Site icon BERITA HARIAN ONLINE

KPK Amankan Sekitar Rp39,5 Miliar Terkait Kasus Perusahaan Konstruksi

KPK Amankan Sekitar Rp39,5 Miliar Terkait Kasus Perusahaan Konstruksi

Jakarta (BERITA HARIAN ONLINE) – Komisi Pemberantasan Korupsi (KPK) minggu ini mengamankan uang sekitar Rp39,5 miliar terkait dugaan korupsi dalam pengadaan fiktif di PT Pembangunan Perumahan atau PP (Persero).

“Penyitaan ini terkait tindak pidana korupsi dalam proyek-proyek di Divisi Engineering, Procurement, and Construction PT PP tahun 2022-2023,” ungkap Juru Bicara KPK Budi Prasetyo saat dikonfirmasi oleh BERITA HARIAN ONLINE dari Jakarta, Rabu.

Budi menjelaskan lebih lanjut bahwa Rp39,5 miliar tersebut terdiri dari uang tunai dalam bentuk dolar Singapura sebesar 2.991.470, dan rupiah sebesar Rp1,5 miliar.

Untuk penyelidikan kasus ini, KPK pada minggu ini, Senin (28/7), memanggil beberapa saksi, termasuk pejabat pembuat komitmen (PPK) proyek konstruksi terintegrasi rancang dan bangun pipa transmisi gas bumi Cirebon–Semarang (Cisem) bernama Irine Yulianingsih dan Zainal Abidin.

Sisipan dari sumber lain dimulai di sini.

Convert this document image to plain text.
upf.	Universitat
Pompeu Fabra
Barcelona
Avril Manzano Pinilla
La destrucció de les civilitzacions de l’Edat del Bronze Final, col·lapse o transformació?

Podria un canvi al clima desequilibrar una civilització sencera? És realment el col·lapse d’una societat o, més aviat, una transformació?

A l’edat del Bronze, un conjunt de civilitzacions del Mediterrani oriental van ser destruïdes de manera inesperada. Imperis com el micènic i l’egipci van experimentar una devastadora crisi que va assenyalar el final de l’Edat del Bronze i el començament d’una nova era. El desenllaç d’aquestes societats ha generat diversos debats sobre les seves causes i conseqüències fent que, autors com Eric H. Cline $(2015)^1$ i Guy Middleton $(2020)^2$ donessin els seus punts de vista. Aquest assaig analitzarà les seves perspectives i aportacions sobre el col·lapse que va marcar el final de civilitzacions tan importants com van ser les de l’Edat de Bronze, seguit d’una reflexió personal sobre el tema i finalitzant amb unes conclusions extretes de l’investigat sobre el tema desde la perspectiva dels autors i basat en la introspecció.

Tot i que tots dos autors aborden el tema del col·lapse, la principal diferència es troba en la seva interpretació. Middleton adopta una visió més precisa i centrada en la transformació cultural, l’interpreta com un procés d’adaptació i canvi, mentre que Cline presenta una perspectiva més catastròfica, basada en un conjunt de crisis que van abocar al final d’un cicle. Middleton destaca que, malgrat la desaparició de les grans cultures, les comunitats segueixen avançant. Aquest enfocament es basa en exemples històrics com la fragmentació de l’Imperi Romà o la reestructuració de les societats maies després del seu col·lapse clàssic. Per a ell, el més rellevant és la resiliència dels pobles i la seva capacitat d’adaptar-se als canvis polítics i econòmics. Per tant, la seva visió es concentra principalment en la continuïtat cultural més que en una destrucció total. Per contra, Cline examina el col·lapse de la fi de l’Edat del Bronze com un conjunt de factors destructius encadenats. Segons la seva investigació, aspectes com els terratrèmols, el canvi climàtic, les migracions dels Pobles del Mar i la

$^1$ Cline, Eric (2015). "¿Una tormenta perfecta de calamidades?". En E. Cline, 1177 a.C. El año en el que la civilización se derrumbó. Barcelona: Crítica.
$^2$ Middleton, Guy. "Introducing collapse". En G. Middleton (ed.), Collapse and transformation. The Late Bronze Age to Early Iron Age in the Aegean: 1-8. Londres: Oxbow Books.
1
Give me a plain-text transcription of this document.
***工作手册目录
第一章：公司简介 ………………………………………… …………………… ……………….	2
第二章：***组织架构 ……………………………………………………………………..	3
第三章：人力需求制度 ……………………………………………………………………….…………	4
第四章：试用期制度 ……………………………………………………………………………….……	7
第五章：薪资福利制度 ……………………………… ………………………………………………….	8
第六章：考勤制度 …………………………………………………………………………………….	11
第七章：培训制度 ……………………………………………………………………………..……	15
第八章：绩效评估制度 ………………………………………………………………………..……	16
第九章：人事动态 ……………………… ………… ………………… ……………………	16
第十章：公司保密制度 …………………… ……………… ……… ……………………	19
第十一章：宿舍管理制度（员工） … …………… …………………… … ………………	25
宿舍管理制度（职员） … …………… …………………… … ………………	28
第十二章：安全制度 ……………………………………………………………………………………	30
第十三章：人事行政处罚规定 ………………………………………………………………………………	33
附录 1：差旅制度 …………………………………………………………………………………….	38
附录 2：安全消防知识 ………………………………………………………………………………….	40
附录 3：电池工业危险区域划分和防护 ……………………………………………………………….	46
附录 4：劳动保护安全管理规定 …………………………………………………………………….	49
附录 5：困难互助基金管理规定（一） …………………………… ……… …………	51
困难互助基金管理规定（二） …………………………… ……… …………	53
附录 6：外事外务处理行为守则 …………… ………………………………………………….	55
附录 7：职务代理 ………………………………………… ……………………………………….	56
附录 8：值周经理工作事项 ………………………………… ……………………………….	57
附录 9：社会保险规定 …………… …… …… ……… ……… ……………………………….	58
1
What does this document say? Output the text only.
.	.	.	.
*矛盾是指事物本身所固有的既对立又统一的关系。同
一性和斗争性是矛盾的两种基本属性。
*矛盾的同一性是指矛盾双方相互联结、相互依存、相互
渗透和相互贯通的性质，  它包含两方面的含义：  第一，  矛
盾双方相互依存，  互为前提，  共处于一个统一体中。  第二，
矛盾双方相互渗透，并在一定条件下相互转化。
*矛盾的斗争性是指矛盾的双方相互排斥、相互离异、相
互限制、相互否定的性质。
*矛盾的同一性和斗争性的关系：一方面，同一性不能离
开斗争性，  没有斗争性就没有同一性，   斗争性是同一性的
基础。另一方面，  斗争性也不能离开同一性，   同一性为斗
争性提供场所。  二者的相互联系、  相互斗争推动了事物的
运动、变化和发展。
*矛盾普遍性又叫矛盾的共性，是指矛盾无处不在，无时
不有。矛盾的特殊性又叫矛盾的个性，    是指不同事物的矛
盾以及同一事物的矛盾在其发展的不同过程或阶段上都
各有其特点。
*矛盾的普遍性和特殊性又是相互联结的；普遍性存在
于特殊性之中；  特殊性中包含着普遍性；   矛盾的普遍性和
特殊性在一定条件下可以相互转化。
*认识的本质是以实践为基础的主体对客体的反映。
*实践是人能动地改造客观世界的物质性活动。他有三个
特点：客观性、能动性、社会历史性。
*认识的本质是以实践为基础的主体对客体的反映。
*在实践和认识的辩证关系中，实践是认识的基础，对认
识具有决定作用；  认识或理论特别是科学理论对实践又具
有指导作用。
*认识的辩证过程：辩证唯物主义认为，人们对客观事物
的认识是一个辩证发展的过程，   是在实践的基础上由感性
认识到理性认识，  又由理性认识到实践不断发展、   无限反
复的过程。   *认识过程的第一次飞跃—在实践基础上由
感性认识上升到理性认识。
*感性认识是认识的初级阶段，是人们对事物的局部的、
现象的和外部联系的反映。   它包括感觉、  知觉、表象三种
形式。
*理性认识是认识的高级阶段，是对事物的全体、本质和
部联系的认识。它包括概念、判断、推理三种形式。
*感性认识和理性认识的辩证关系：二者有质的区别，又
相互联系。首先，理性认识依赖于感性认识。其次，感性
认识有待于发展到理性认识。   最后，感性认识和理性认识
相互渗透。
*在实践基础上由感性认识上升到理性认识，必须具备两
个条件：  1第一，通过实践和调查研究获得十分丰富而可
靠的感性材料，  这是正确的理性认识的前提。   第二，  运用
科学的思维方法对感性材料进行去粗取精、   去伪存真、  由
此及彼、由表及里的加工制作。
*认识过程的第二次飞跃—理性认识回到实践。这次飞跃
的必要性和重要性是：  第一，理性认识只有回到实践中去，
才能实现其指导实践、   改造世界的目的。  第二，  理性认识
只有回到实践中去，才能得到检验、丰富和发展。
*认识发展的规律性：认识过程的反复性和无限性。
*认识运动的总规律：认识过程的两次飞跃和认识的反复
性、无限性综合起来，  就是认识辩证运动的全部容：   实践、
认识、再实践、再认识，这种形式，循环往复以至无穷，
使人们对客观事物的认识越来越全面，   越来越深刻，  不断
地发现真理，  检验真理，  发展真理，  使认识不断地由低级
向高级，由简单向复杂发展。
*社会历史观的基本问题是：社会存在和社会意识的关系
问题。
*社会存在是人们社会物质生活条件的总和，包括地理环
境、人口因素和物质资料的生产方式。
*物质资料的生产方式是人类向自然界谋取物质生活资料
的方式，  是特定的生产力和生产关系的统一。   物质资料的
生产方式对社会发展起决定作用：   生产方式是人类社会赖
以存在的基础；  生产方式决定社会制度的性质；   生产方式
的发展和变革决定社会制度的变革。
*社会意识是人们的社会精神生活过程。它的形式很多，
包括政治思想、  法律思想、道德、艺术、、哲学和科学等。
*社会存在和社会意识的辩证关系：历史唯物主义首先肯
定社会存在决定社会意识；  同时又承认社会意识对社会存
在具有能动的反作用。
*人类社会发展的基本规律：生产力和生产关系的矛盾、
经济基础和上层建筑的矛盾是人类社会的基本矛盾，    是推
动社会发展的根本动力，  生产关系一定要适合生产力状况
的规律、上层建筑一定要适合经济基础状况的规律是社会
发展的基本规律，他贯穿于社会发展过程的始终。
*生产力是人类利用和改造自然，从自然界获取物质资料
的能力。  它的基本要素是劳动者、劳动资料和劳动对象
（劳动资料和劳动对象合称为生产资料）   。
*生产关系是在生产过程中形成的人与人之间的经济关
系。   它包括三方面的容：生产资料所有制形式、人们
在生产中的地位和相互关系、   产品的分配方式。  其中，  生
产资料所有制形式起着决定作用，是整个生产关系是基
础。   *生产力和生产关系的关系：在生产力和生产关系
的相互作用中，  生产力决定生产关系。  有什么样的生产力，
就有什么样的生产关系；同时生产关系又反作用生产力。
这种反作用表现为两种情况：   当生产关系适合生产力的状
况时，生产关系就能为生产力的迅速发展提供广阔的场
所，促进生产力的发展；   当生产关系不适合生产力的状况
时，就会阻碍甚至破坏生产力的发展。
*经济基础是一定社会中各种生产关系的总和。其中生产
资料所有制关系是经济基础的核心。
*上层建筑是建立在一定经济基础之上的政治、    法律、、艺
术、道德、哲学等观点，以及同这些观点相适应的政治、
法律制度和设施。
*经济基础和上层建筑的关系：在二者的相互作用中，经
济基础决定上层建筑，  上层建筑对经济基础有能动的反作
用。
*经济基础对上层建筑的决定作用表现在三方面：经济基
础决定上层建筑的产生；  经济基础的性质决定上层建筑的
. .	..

Selain itu, Staf Keuangan Proyek Cisem Ifan Kustiawan, Staf Accounting Proyek Cisem Dwi Oki Sumanto, dan Head of Human Capital and General Affair Divisi EPC PT PP Rizky Meidiansyah juga dipanggil.

Pada Selasa (29/7), KPK memanggil Manajer Proyek Mines of Bahodopi Block 2 & 3 (proyek Vale) Arief Ardiansyah, serta Manajer Proyek Pembangunan Smelter Feronikel di Kolaka, Sulawesi Tenggara (proyek Kolaka) Emanuel Irwan sebagai saksi.

KPK juga memanggil tiga saksi lainnya yaitu Staf Keuangan atau Account Payable SKBDN Divisi EPC PT PP Mardiana, Staf Accounting atau Verifikatur Divisi EPC PT PP Guritno Aditomo, dan Manager Finance and General Affair Divisi EPC PT PP Rio Putri Paramita.

Pada Rabu ini, KPK memanggil Direktur Keuangan PT PP Agus Purbianto dan SVP Head of EPC Division PT PP Didik Mardiyanto.

Sebelumnya, penyelidikan kasus dugaan korupsi dalam bentuk pengadaan fiktif di Divisi EPC PT PP dimulai oleh KPK pada 9 Desember 2024.

Pada 11 Desember 2024, KPK melarang dua orang dengan inisial DM dan HNN untuk bepergian ke luar negeri.

Pada 20 Desember 2024, KPK mengumumkan bahwa dua orang telah ditetapkan sebagai tersangka dalam kasus yang diperkirakan merugikan keuangan negara sekitar Rp80 miliar.